How long do you think it’ll take before your prisoner changes his clothes and comes around to “exceptional” way of seeing things?
It’s never going to happen, is it, because your whole approach is wrong. People don’t respond positively to hectoring, intimidation and cruelty, in fact, they deeply resent it and fight back. And, yet, this is exactly the way Washington has treated North Korea for the last 64 years. Washington’s policy towards the DPRK is not comprised of “carrots and sticks”; it’s sticks and bigger sticks. It’s entirely based on the assumption that you can persuade people to do what you want them to do through humiliation, intimidation and brute force.
But the policy hasn’t worked, has it, because now the North has nuclear weapons, which is precisely the outcome that Washington wanted to avoid. So we don’t even have to make the case that US policy is a flop, because the North’s nuclear arsenal does that for us. Case closed!
So the question is: What do we do now?
Three things:
First, we have to understand that the current policy failed to achieve what it was supposed to achieve. It was the wrong approach and it produced an outcome that we did not want. We could argue that Washington’s belligerence and threats pushed the North to build nukes, but we’ll save that for some other time. The main thing is to acknowledge that the policy was wrong.
Second, we have to understand that situation has changed in a fundamental way. North Korea now has nuclear weapons, which means that North Korea is a nuclear weapons state. US policy-makers need to repeat that to themselves and let it sink in. It changes the calculus entirely.
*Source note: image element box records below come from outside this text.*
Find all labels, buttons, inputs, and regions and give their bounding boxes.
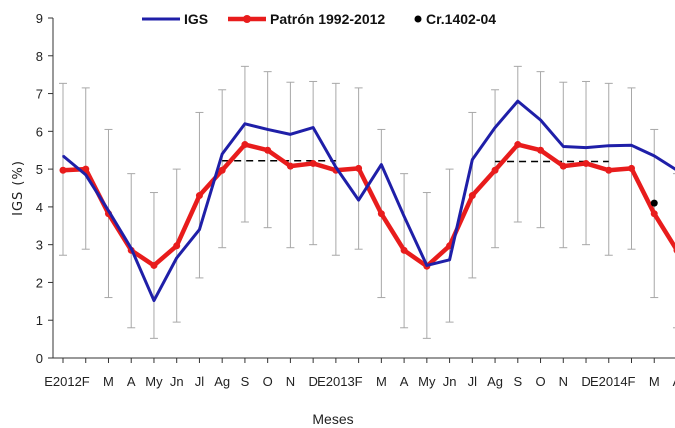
data-point-patron bbox=[559, 162, 567, 170]
y-tick-label: 8 bbox=[36, 49, 43, 64]
y-tick-label: 3 bbox=[36, 238, 43, 253]
data-point-igs bbox=[403, 215, 405, 218]
x-tick-label: Jn bbox=[443, 374, 457, 389]
x-tick-label: D bbox=[308, 374, 317, 389]
data-point-patron bbox=[286, 162, 294, 170]
data-point-patron bbox=[355, 164, 363, 172]
y-tick-label: 0 bbox=[36, 351, 43, 366]
data-point-igs bbox=[153, 299, 155, 302]
data-point-patron bbox=[241, 141, 249, 149]
data-point-patron bbox=[82, 165, 90, 173]
x-tick-label: F bbox=[628, 374, 636, 389]
data-point-igs bbox=[175, 257, 178, 259]
data-point-igs bbox=[653, 155, 656, 157]
legend-marker-patron bbox=[243, 15, 251, 23]
x-tick-label: S bbox=[513, 374, 522, 389]
data-point-patron bbox=[150, 261, 158, 269]
x-tick-label: N bbox=[286, 374, 295, 389]
data-point-igs bbox=[107, 209, 110, 212]
legend-label-igs: IGS bbox=[184, 11, 208, 27]
data-point-igs bbox=[539, 119, 542, 121]
y-tick-label: 5 bbox=[36, 162, 43, 177]
x-tick-label: Ag bbox=[214, 374, 230, 389]
y-tick-label: 7 bbox=[36, 87, 43, 102]
data-point-igs bbox=[562, 145, 565, 148]
x-tick-label: F bbox=[82, 374, 90, 389]
series-line-igs bbox=[62, 99, 675, 303]
legend-label-cr: Cr.1402-04 bbox=[426, 11, 496, 27]
data-point-igs bbox=[84, 173, 87, 176]
data-point-igs bbox=[630, 144, 633, 147]
data-point-patron bbox=[514, 141, 522, 149]
x-tick-label: Jl bbox=[468, 374, 478, 389]
data-point-patron bbox=[377, 210, 385, 218]
legend-marker-cr bbox=[414, 15, 422, 23]
y-axis-title: IGS (%) bbox=[11, 160, 26, 216]
x-tick-label: A bbox=[673, 374, 675, 389]
x-tick-label: M bbox=[376, 374, 387, 389]
data-point-patron bbox=[264, 146, 272, 154]
data-point-patron bbox=[59, 166, 67, 174]
x-tick-label: D bbox=[581, 374, 590, 389]
data-point-patron bbox=[628, 164, 635, 172]
y-tick-label: 2 bbox=[36, 275, 43, 290]
x-tick-label: Jn bbox=[170, 374, 184, 389]
legend-label-patron: Patrón 1992-2012 bbox=[270, 11, 385, 27]
x-axis-title: Meses bbox=[312, 411, 353, 427]
y-tick-label: 4 bbox=[36, 200, 43, 215]
data-point-patron bbox=[218, 166, 226, 174]
x-tick-label: M bbox=[103, 374, 114, 389]
x-tick-label: A bbox=[127, 374, 136, 389]
data-point-igs bbox=[335, 166, 337, 169]
data-point-patron bbox=[468, 192, 476, 200]
y-tick-label: 1 bbox=[36, 313, 43, 328]
data-point-patron bbox=[605, 166, 613, 174]
x-tick-label: S bbox=[241, 374, 250, 389]
data-point-igs bbox=[62, 155, 64, 157]
data-point-igs bbox=[380, 163, 383, 166]
x-tick-label: E2012 bbox=[44, 374, 82, 389]
data-point-igs bbox=[198, 228, 201, 231]
x-tick-label: Jl bbox=[195, 374, 205, 389]
data-point-patron bbox=[173, 242, 181, 250]
data-point-patron bbox=[309, 159, 317, 167]
x-tick-label: E2014 bbox=[590, 374, 628, 389]
series-line-patron bbox=[62, 142, 675, 269]
data-point-patron bbox=[537, 146, 545, 154]
x-tick-label: Ag bbox=[487, 374, 503, 389]
data-point-igs bbox=[130, 247, 133, 250]
x-tick-label: My bbox=[418, 374, 436, 389]
data-point-patron bbox=[400, 246, 408, 254]
data-point-igs bbox=[607, 144, 610, 147]
data-point-igs bbox=[585, 146, 587, 149]
data-point-igs bbox=[289, 133, 292, 136]
data-point-igs bbox=[471, 158, 474, 161]
data-point-patron bbox=[650, 210, 658, 218]
data-point-igs bbox=[244, 122, 246, 125]
x-tick-label: N bbox=[559, 374, 568, 389]
data-point-igs bbox=[266, 128, 269, 131]
data-point-igs bbox=[494, 126, 496, 129]
x-tick-label: F bbox=[355, 374, 363, 389]
data-point-igs bbox=[357, 199, 360, 201]
y-tick-label: 6 bbox=[36, 124, 43, 139]
data-point-cr bbox=[650, 199, 658, 207]
x-tick-label: M bbox=[649, 374, 660, 389]
data-point-igs bbox=[312, 126, 314, 129]
x-tick-label: E2013 bbox=[317, 374, 355, 389]
data-point-igs bbox=[517, 100, 519, 102]
data-point-igs bbox=[448, 258, 451, 261]
data-point-patron bbox=[491, 166, 499, 174]
data-point-patron bbox=[582, 159, 590, 167]
x-tick-label: O bbox=[535, 374, 545, 389]
y-tick-label: 9 bbox=[36, 11, 43, 26]
data-point-igs bbox=[426, 264, 428, 267]
data-point-patron bbox=[195, 192, 203, 200]
data-point-igs bbox=[221, 153, 223, 155]
x-tick-label: My bbox=[145, 374, 163, 389]
x-tick-label: O bbox=[263, 374, 273, 389]
x-tick-label: A bbox=[400, 374, 409, 389]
When one realizes that the North now has the power to reduce Osaka, Tokyo or Seoul to smoldering rubble with one flip of the switch, that has to be taken seriously. In practical terms, it means the so called “military option” is off the table, it’s no longer a viable option. The military option will lead to a nuclear exchange which — by the way– is not the outcome we want.
Third, we need examine the new threats to US national security that have arisen due to our 64 year-long failed policy, and respond accordingly.
What does that mean?
It means that Washington’s idiot policy has put us all at risk because the North is fine-tuning its ballistic missile technology so it can hit targets in the US with nuclear weapons. This didn’t have to happen, but it is happening and we need to deal with it. Fast.
So what do we do?
We do what every civilized country in the world does; we modify our policy, we turbo-charge our diplomatic efforts, we engage the North in constructive dialogue, we agree to provide generous incentives for the North to suspend or abandon its nuclear weapons programs, and we agree to provide the North with written security guarantees including a treaty that formally ends the war, explicitly states that the US will not launch another aggression against the North, and a strict time-frame for the withdrawal of all US occupation forces and weaponry on the Korean peninsula.
That’s what we do. That’s how we put an end
to this unfortunate and entirely avoidable
geopolitical fiasco.
We sign a treaty that requires both sides to
gradually deescalate, meet certain
clearly-articulated benchmarks, and
peacefully resolve the long-festering
situation through focused and
results-oriented negotiation.
And what is the Trump administration doing?
The exact opposite. They’ve ratchetted up the incendiary rhetoric, put the troops on high alert, moved a carrier strike-group into Korean waters, and threatened to use the military option. After 64 years of failure, they’ve decided to double-down on the same policy.
Washington is incapable of learning from its mistakes. It keeps stepping on the same rake over and over again.